Testimony of Deborah Grill to the BOE, January 30, 2020

First of all, the Board cannot afford to open another charter school without harming the education of the students in existing District schools. That is why 30 district superintendents and district leaders, including this Board, recently called for a moratorium on new charter schools as well as new seats until the state charter school law is reformed.

According to the revenue projections in its proposed budget and accounting for stranded costs using Research For Action’s formula, the Health Sciences Leadership Charter School or HS2L, would cost the District over $40 million dollars over the five years of its charter.

For that amount of money one would expect much from its planners. As I sat in the January 22nd hearing for this school, I was appalled at the lack of planning by the founding coalition. There were no real plans for any but the first year of the charter and they were inadequate. It seemed as if they felt that they can just make things up as they go along. It was clear that the founders thought so little of the CSO, the Board of Education and, most importantly Philadelphia students, that they did not take the time to put together a thoughtful and complete plan for their education.

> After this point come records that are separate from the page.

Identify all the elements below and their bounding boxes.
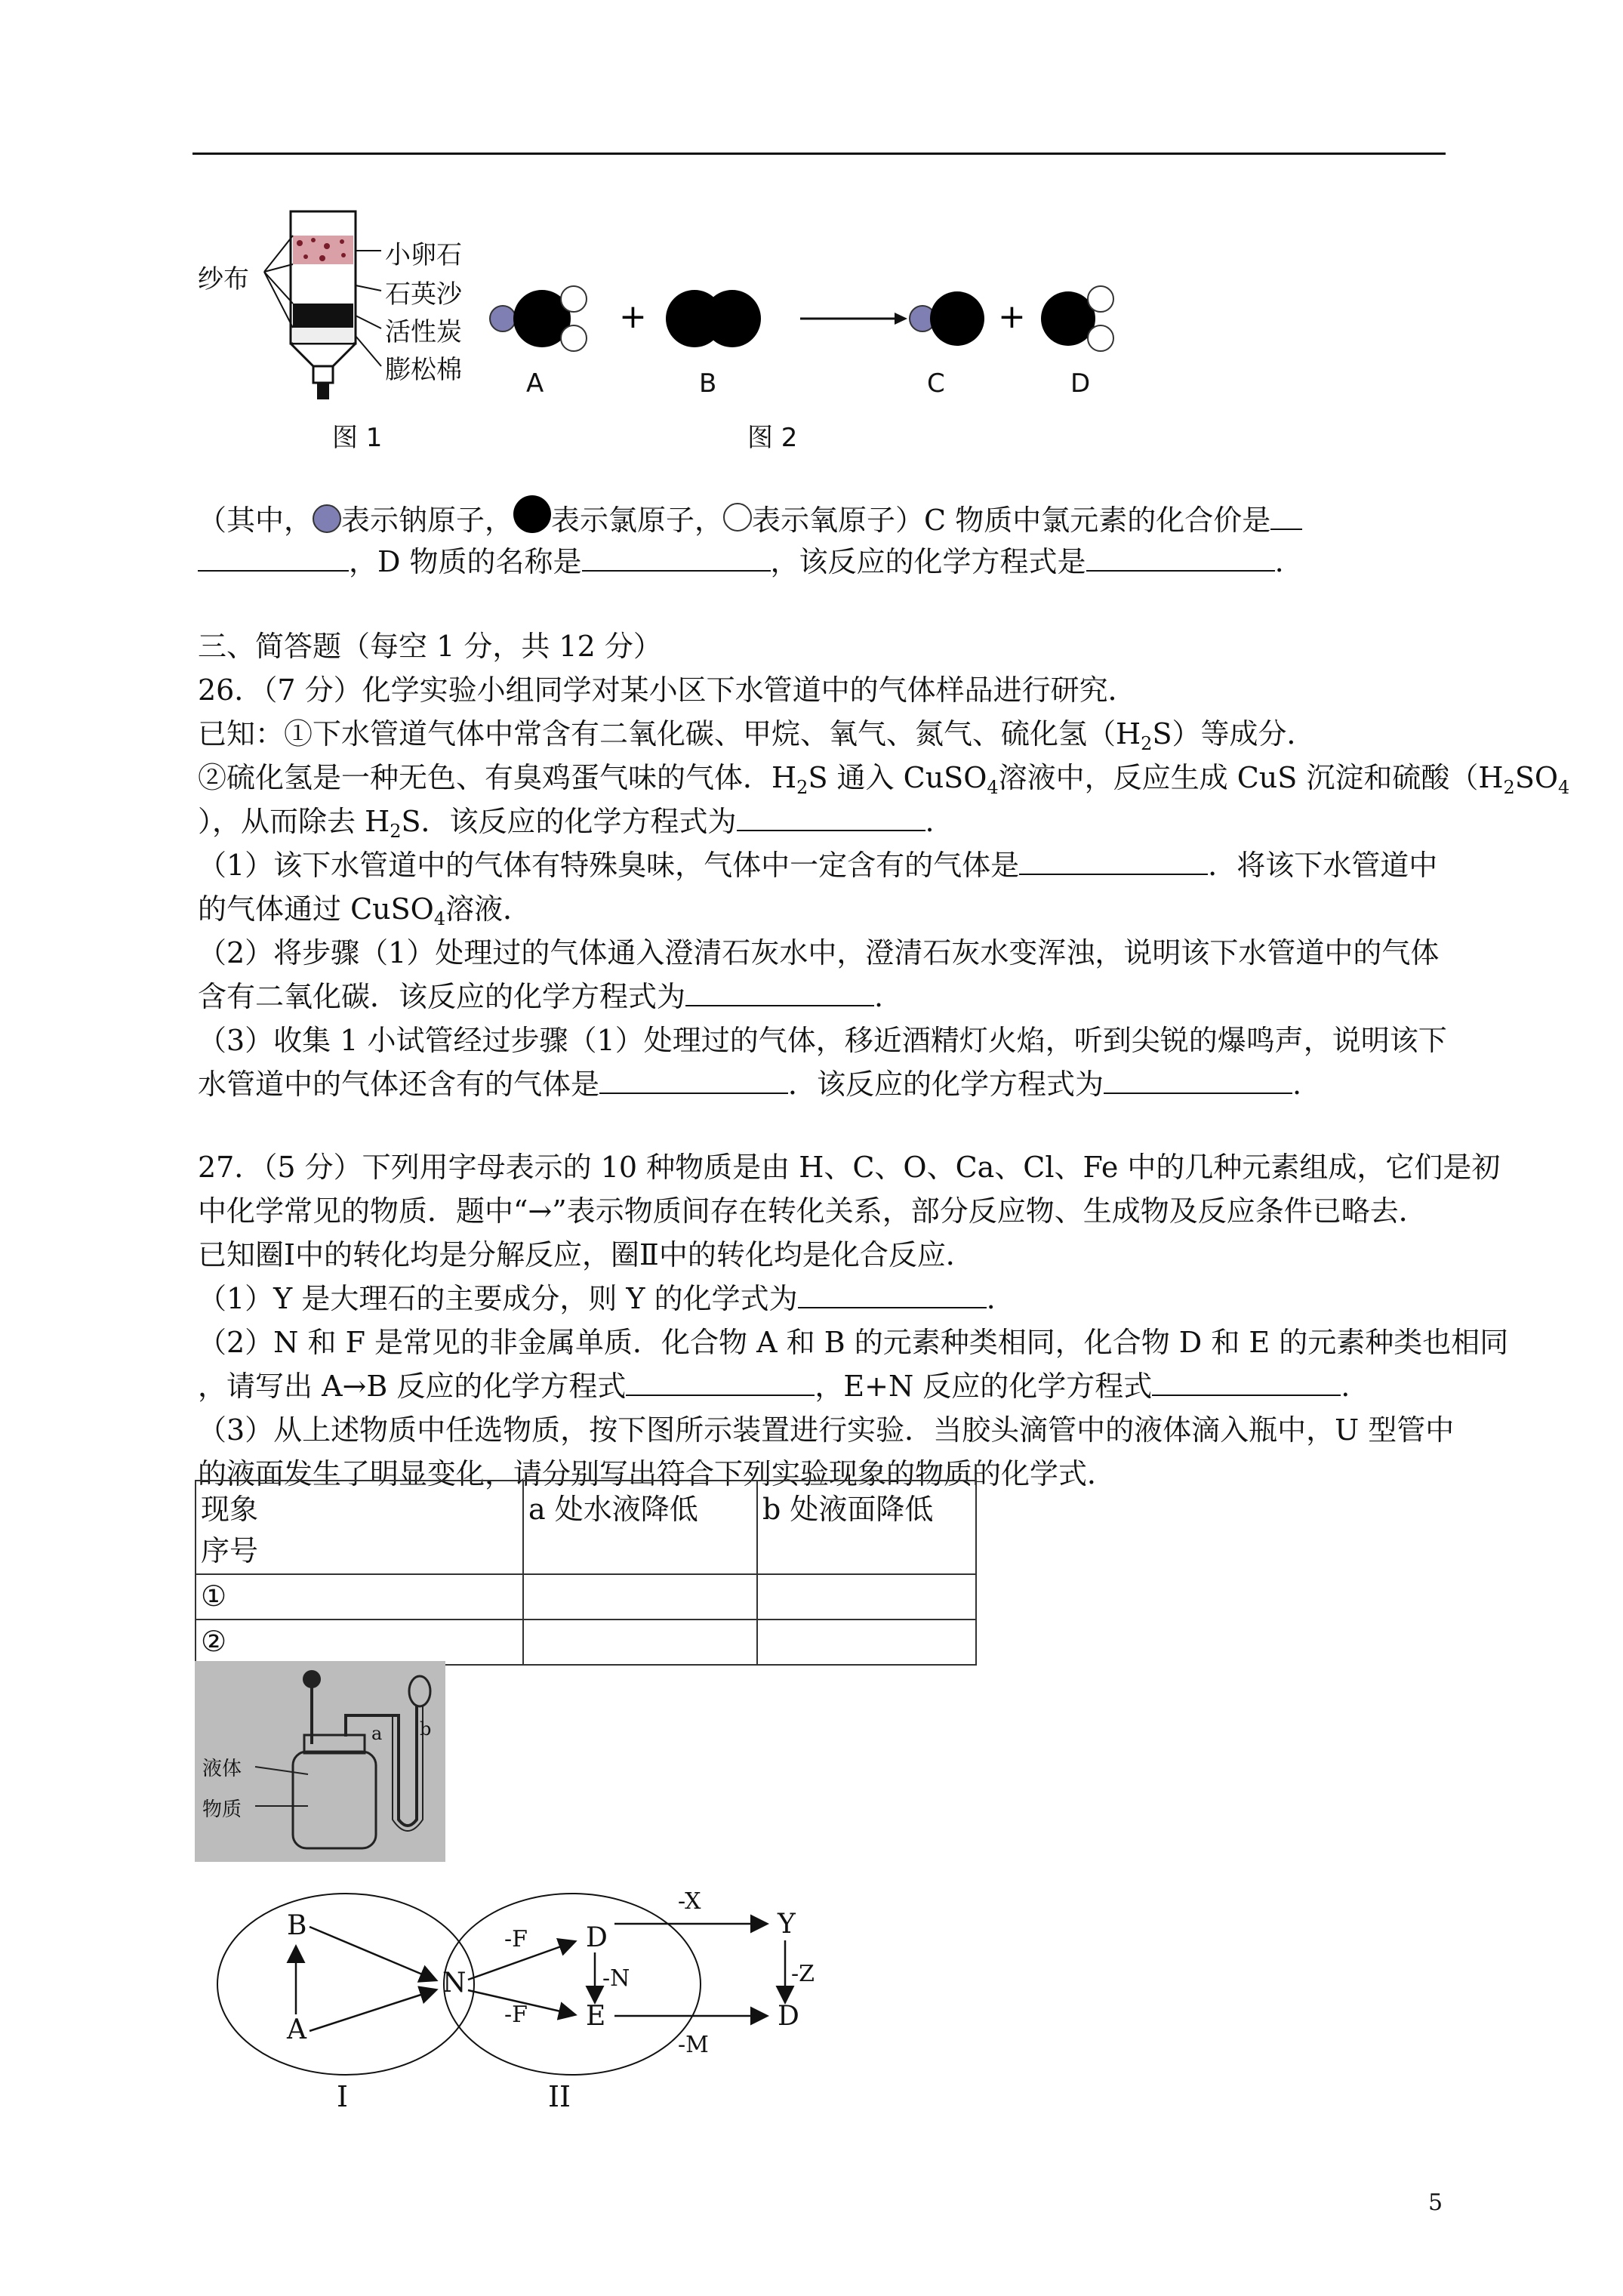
q27-text: .: [986, 1282, 996, 1315]
answer-blank[interactable]: [1104, 1067, 1292, 1094]
subscript: 4: [987, 777, 999, 798]
filter-layer-2: 石英沙: [385, 279, 462, 310]
molecule-label-d: D: [1070, 368, 1091, 399]
legend-line-1: [198, 495, 1302, 540]
table-header-cell: [196, 1481, 523, 1574]
apparatus-label-substance: 物质: [202, 1798, 242, 1821]
edge-label-f2: -F: [504, 2002, 528, 2028]
edge-label-f1: -F: [504, 1926, 528, 1952]
node-n: N: [442, 1968, 467, 1999]
conversion-diagram: [195, 1888, 874, 2114]
legend-text: ，D 物质的名称是: [349, 545, 582, 578]
q26-text: 已知：①下水管道气体中常含有二氧化碳、甲烷、氧气、氮气、硫化氢（H: [198, 717, 1141, 750]
q26-text: .: [925, 805, 935, 838]
subscript: 2: [796, 777, 808, 798]
filter-layer-4: 膨松棉: [385, 355, 462, 385]
molecule-a: [490, 286, 587, 351]
legend-text: .: [1274, 545, 1284, 578]
q26-text: 的气体通过 CuSO: [198, 892, 434, 926]
circle-ii: [444, 1894, 701, 2075]
table-header-cell: b 处液面降低: [757, 1481, 976, 1574]
q27-text: ，E+N 反应的化学方程式: [815, 1370, 1153, 1403]
answer-blank[interactable]: [198, 544, 349, 572]
molecule-d: [1041, 286, 1113, 351]
answer-blank[interactable]: [599, 1067, 788, 1094]
subscript: 2: [1503, 777, 1515, 798]
q26-text: 水管道中的气体还含有的气体是: [198, 1068, 600, 1101]
node-b: B: [287, 1910, 307, 1941]
header-text: 现象: [201, 1493, 259, 1526]
apparatus-label-a: a: [371, 1723, 383, 1744]
q27-text: （1）Y 是大理石的主要成分，则 Y 的化学式为: [198, 1282, 798, 1315]
answer-table: [195, 1480, 977, 1666]
molecule-label-b: B: [699, 368, 717, 399]
node-y: Y: [778, 1909, 796, 1940]
q26-line: （2）将步骤（1）处理过的气体通入澄清石灰水中，澄清石灰水变浑浊，说明该下水管道中的气体: [198, 936, 1440, 969]
q26-text: ．将该下水管道中: [1208, 849, 1438, 882]
edge-label-x: -X: [678, 1888, 701, 1915]
q26-line: [198, 758, 1569, 807]
edge-label-z: -Z: [791, 1961, 815, 1987]
q26-line: 26．（7 分）化学实验小组同学对某小区下水管道中的气体样品进行研究．: [198, 673, 1137, 707]
plus-sign: +: [619, 297, 647, 336]
legend-oxygen: 表示氧原子）C 物质中氯元素的化合价是: [752, 504, 1271, 537]
answer-blank[interactable]: [582, 544, 771, 572]
answer-blank[interactable]: [626, 1369, 815, 1396]
q27-line: （2）N 和 F 是常见的非金属单质．化合物 A 和 B 的元素种类相同，化合物 D 和 E 的元素种类也相同: [198, 1326, 1509, 1359]
answer-blank[interactable]: [737, 804, 925, 831]
apparatus-label-b: b: [420, 1718, 432, 1740]
answer-blank[interactable]: [798, 1281, 987, 1308]
circle-label-i: I: [337, 2080, 349, 2113]
table-header-cell: a 处水液降低: [523, 1481, 757, 1574]
q26-text: .: [874, 980, 884, 1013]
table-cell: ①: [196, 1574, 523, 1620]
q27-line: [198, 1367, 1350, 1406]
plus-sign-2: +: [998, 297, 1026, 336]
node-d: D: [586, 1922, 608, 1953]
header-text: 序号: [201, 1534, 259, 1567]
q26-text: S．该反应的化学方程式为: [401, 805, 737, 838]
chlorine-atom-icon: [513, 495, 551, 533]
table-header-row: [196, 1481, 976, 1574]
subscript: 4: [1558, 777, 1570, 798]
arrow-b-n: [310, 1927, 435, 1980]
subscript: 2: [390, 821, 402, 842]
q26-text: SO: [1514, 761, 1559, 794]
q27-text: ，请写出 A→B 反应的化学方程式: [198, 1370, 627, 1403]
node-e: E: [586, 2001, 606, 2032]
subscript: 2: [1141, 733, 1153, 754]
filter-layer-1: 小卵石: [385, 240, 462, 270]
apparatus-label-liquid: 液体: [202, 1758, 242, 1780]
subscript: 4: [433, 908, 446, 929]
answer-blank[interactable]: [1086, 544, 1275, 572]
page-number: 5: [1428, 2190, 1443, 2216]
figure-1-caption: 图 1: [332, 423, 383, 453]
legend-sodium: 表示钠原子，: [341, 504, 514, 537]
answer-blank[interactable]: [685, 979, 874, 1006]
figure-2-caption: 图 2: [747, 423, 798, 453]
q26-text: 含有二氧化碳．该反应的化学方程式为: [198, 980, 686, 1013]
q26-line: [198, 846, 1437, 885]
table-cell-input[interactable]: [523, 1620, 757, 1665]
table-cell-input[interactable]: [757, 1574, 976, 1620]
q26-text: ），从而除去 H: [198, 805, 390, 838]
legend-text: ，该反应的化学方程式是: [770, 545, 1086, 578]
q27-line: 27．（5 分）下列用字母表示的 10 种物质是由 H、C、O、Ca、Cl、Fe 中的几种元素组成，它们是初: [198, 1151, 1501, 1184]
q26-line: [198, 1065, 1301, 1104]
q27-line: 已知圈Ⅰ中的转化均是分解反应，圈Ⅱ中的转化均是化合反应．: [198, 1238, 975, 1271]
sodium-atom-icon: [313, 504, 341, 533]
table-row: [196, 1620, 976, 1665]
molecule-label-a: A: [526, 368, 544, 399]
q26-line: [198, 714, 1315, 763]
answer-blank[interactable]: [1152, 1369, 1341, 1396]
oxygen-atom-icon: [723, 503, 752, 532]
q27-line: [198, 1279, 996, 1318]
legend-prefix: （其中，: [198, 504, 313, 537]
filter-layer-3: 活性炭: [385, 317, 462, 347]
q26-line: [198, 802, 935, 851]
legend-chlorine: 表示氯原子，: [551, 504, 724, 537]
q27-text: .: [1341, 1370, 1350, 1403]
q26-text: S）等成分．: [1152, 717, 1316, 750]
node-d2: D: [778, 2001, 799, 2032]
q26-text: ．该反应的化学方程式为: [788, 1068, 1104, 1101]
molecule-c: [910, 291, 984, 346]
arrow-a-n: [310, 1990, 435, 2031]
circle-i: [217, 1894, 474, 2075]
edge-label-n: -N: [602, 1965, 630, 1992]
section-title: 三、简答题（每空 1 分，共 12 分）: [198, 630, 662, 663]
q26-line: （3）收集 1 小试管经过步骤（1）处理过的气体，移近酒精灯火焰，听到尖锐的爆鸣声，说明该下: [198, 1024, 1447, 1057]
edge-label-m: -M: [678, 2032, 709, 2058]
legend-line-2: [198, 542, 1284, 581]
q26-text: 溶液中，反应生成 CuS 沉淀和硫酸（H: [998, 761, 1504, 794]
q26-text: 溶液．: [445, 892, 532, 926]
molecule-label-c: C: [927, 368, 945, 399]
table-cell: ②: [196, 1620, 523, 1665]
table-cell-input[interactable]: [757, 1620, 976, 1665]
table-row: [196, 1574, 976, 1620]
q26-line: [198, 889, 531, 938]
answer-blank[interactable]: [1019, 848, 1208, 875]
answer-blank[interactable]: [1270, 503, 1302, 530]
q26-text: S 通入 CuSO: [808, 761, 987, 794]
circle-label-ii: II: [548, 2080, 571, 2113]
q26-line: [198, 977, 883, 1016]
q26-text: ②硫化氢是一种无色、有臭鸡蛋气味的气体．H: [198, 761, 797, 794]
q26-text: .: [1292, 1068, 1302, 1101]
q26-text: （1）该下水管道中的气体有特殊臭味，气体中一定含有的气体是: [198, 849, 1020, 882]
q27-line: 中化学常见的物质．题中“→”表示物质间存在转化关系，部分反应物、生成物及反应条件已略去．: [198, 1194, 1427, 1228]
node-a: A: [287, 2014, 306, 2045]
table-cell-input[interactable]: [523, 1574, 757, 1620]
figure-2-reaction: [483, 272, 1132, 362]
filter-side-label: 纱布: [198, 264, 249, 294]
molecule-b: [666, 290, 761, 347]
header-rule: [192, 153, 1446, 155]
q27-line: 的液面发生了明显变化，请分别写出符合下列实验现象的物质的化学式．: [198, 1457, 1116, 1490]
q27-line: （3）从上述物质中任选物质，按下图所示装置进行实验．当胶头滴管中的液体滴入瓶中，U 型管中: [198, 1413, 1455, 1447]
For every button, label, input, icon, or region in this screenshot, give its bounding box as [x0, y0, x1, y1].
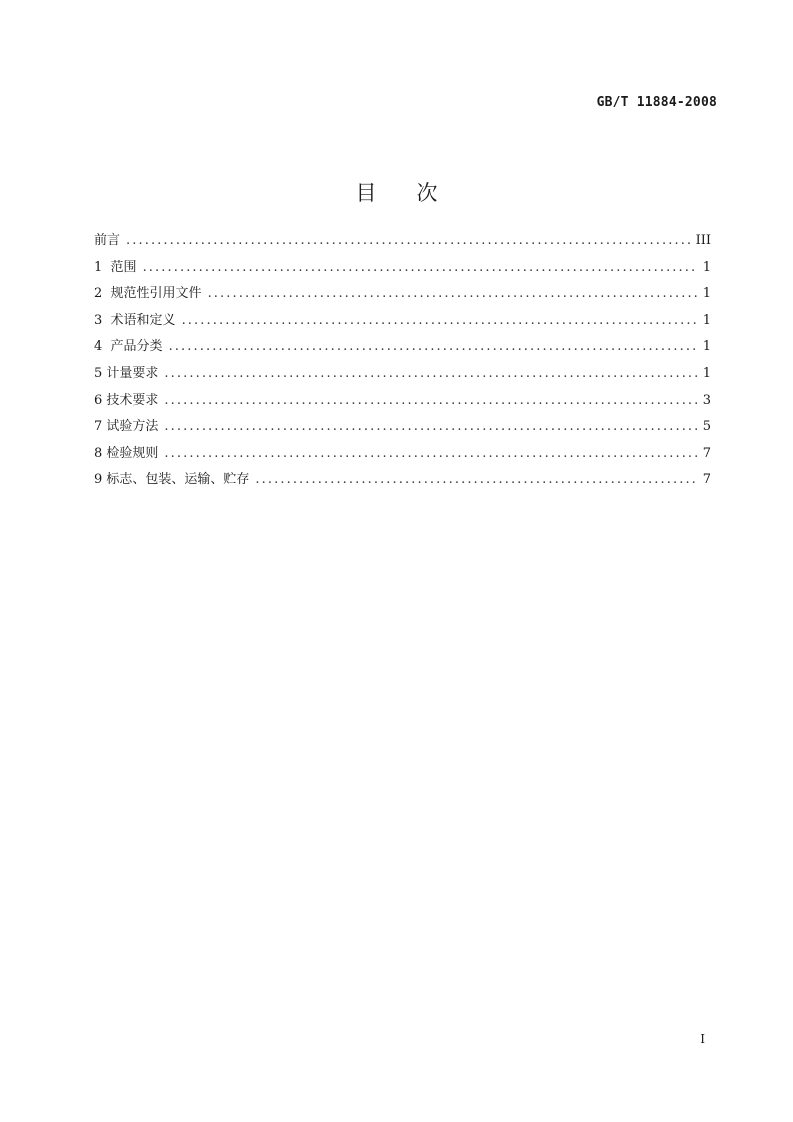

I was surprised that the Philadelphia School Partnership sponsored such inadequate planning. I suspect that maybe they were motivated more by their enthusiasm to acquire a new tenant for the archdiocesan building vacated by the Cristo Rey Mission School than their concern for the education of Philadelphia’s students.

I couldn’t compute the cost of the Joan Myers Brown Academy from this years application because the budget attachment APPS was sent was only for year one; however, according to last year’s application, this new charter would cost the District over $49 million dollars.

Forty-nine million dollars for what, I believe, is a front for yet another purchase of real estate at the taxpayers’ expense. At the January 22nd application hearing, Mr. Corosaniti admitted that String Theory already has plans to set up a foundation to purchase the proposed school building. String Theory is already in debt to DeMedici I and II, non-profits that it set up to buy its existing school buildings. One yearly financial report indicated it owes those non-profits millions of dollars; the debt could total over $130 million up to year 2043. In order to pay off these loans String Theory needs to open more schools to acquire more taxpayer money. Where does it end?

If it doesn’t default on these existing loans, String Theory Schools, a private company, will have acquired valuable real estate, all at the taxpayers’ expense. If it does default, the DeMedici corporations, indirectly owned by String Theory Board members, will still be able to profit from the sale of the buildings as will the corporations set up to buy future buildings. Either way, the District and its students lose.